ATEC 11th International Forum: 'The Moonlit Women' Staged


On the evening of May 19, The Moonlit Women by the Department of Theatre at Chung-Ang University was staged at the Thrust Stage Theatre of The Central Academy of Drama, China. The play comprises of three tragic yet beautiful love stories in the Ancient time of Korea. Modern and traditional approaches of performing were interwoven to proceed the plots. What’s more, the live music of traditional Korean instruments also provided the audience with treat for ears.



The story started with Yu Yeong, a shabby scholar who had failed the civil service examinations for numerous times, staggering on the site of the Suseong Palace, drunk, complaining about his miserable life.
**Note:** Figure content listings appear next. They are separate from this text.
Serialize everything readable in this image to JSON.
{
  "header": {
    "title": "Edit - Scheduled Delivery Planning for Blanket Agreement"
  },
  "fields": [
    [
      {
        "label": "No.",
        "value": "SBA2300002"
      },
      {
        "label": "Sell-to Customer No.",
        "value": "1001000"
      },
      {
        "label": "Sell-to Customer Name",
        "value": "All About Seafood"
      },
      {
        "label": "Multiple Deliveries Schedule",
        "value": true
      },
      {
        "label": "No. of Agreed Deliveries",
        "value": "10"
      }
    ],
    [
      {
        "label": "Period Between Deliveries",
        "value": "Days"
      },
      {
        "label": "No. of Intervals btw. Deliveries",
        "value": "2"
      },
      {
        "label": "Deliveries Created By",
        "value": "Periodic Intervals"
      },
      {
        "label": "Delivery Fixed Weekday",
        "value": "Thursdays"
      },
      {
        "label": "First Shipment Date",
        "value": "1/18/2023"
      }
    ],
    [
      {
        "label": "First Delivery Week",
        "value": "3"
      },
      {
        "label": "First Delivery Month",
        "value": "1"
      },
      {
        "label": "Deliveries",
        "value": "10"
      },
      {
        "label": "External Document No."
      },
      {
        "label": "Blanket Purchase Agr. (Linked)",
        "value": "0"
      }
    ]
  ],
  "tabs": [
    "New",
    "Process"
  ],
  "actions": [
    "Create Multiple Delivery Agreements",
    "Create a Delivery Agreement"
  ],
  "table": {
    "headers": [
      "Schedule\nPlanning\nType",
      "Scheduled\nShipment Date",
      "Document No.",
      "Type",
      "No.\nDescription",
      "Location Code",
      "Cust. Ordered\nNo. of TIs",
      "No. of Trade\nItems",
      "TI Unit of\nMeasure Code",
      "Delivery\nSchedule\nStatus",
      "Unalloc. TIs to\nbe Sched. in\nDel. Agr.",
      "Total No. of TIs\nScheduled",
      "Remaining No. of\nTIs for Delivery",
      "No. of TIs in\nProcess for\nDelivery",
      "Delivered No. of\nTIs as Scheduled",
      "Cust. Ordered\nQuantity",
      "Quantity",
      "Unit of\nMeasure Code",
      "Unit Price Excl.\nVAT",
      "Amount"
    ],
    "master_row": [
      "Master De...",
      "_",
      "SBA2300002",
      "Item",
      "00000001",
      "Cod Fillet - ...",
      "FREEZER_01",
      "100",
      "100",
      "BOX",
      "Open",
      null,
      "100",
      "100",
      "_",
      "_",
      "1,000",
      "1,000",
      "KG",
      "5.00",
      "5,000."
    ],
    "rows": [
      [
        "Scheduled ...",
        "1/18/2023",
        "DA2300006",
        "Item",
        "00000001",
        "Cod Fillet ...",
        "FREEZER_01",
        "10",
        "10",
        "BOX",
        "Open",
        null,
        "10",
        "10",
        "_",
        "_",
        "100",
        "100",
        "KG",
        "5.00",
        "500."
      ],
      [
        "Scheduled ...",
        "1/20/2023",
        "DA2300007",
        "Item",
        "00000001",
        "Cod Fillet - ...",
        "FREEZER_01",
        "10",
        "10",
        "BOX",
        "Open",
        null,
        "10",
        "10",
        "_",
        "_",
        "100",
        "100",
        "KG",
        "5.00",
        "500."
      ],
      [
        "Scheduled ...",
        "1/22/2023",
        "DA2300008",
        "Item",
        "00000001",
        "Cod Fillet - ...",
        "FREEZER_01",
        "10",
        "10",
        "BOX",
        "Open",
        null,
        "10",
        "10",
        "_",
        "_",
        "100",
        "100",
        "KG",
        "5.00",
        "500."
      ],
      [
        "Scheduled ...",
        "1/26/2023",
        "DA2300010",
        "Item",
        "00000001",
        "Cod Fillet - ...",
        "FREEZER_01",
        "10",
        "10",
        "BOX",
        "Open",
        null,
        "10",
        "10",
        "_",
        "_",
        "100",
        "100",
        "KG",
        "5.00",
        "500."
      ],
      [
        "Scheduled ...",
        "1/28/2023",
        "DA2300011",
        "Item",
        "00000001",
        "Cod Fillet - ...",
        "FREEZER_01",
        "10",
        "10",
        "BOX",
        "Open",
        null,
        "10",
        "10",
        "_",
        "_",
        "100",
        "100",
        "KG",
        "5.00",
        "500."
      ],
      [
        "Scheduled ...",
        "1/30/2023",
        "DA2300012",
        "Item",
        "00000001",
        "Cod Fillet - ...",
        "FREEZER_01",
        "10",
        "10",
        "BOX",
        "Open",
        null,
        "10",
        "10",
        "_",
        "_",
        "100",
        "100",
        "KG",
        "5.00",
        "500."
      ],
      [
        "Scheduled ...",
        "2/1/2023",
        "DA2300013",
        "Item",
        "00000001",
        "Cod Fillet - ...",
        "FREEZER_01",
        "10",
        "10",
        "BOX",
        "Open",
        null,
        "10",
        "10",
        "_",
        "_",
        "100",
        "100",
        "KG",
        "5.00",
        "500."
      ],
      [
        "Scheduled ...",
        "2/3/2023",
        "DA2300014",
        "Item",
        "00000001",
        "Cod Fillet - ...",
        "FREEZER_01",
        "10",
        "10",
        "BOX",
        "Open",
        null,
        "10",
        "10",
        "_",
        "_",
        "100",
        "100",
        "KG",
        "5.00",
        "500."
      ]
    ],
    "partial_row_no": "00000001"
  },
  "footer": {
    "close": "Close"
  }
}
Just when he was about to suicide, four beautiful women came up to him. Their fair skin in the moon light was as gorgeous as virgin snow. As it turned out, they were the spirits of Hye Yeong, Chae Yeong, Un Yeong and Gwen Ju. Once they were favored by the goddess of love, but then lost everything to the devils in human nature. They implored Yu to listen to and note down their stories.




The three stories proceeded in intertexture, highlighted by seemly incompatible yet cleverly inserted modern dance and dynamic pop music. The audience were led spontaneously by the plots and the melodious background music, but also had occasional emotional intervals as the cheerful dances and music turned up. Some key factors of traditional Korean culture in the play were elegantly displayed on the screen in Chinese characters at the back of the stage to help the audience engage in the whole play.




Professor Kang Min-Ho with Chung-Ang University, the director of the play, provided his interpretation, “At the site of bleak Palace SUSEONG, a shabby scholar named Yu Yeong reels along the street. A bottle of cheap alcoholic beverage is all he can count on. Unfortunately, being drunk does not help at all, as the brutal world never changes a bit for him. He cannot help feeling helpless and self-pity. However, four women show up and tell him their stories about the Palace SUSEONG. Bombarded by their legends, Yu Yeong takes another glass of alcohol. But he comes to realize that however meaningless or miserable life seems to be, love will find him a way out.”




Director Kang added that on one hand, popular factors like rap and modern dance were necessary for theatre, as they increased the acceptability of a production by modern audience; on the other hand, factors of traditional culture were well accepted too – those traditional Korean gangs, drums, and stringed instruments used in the play, for example, were frequently seen in Korean theatre.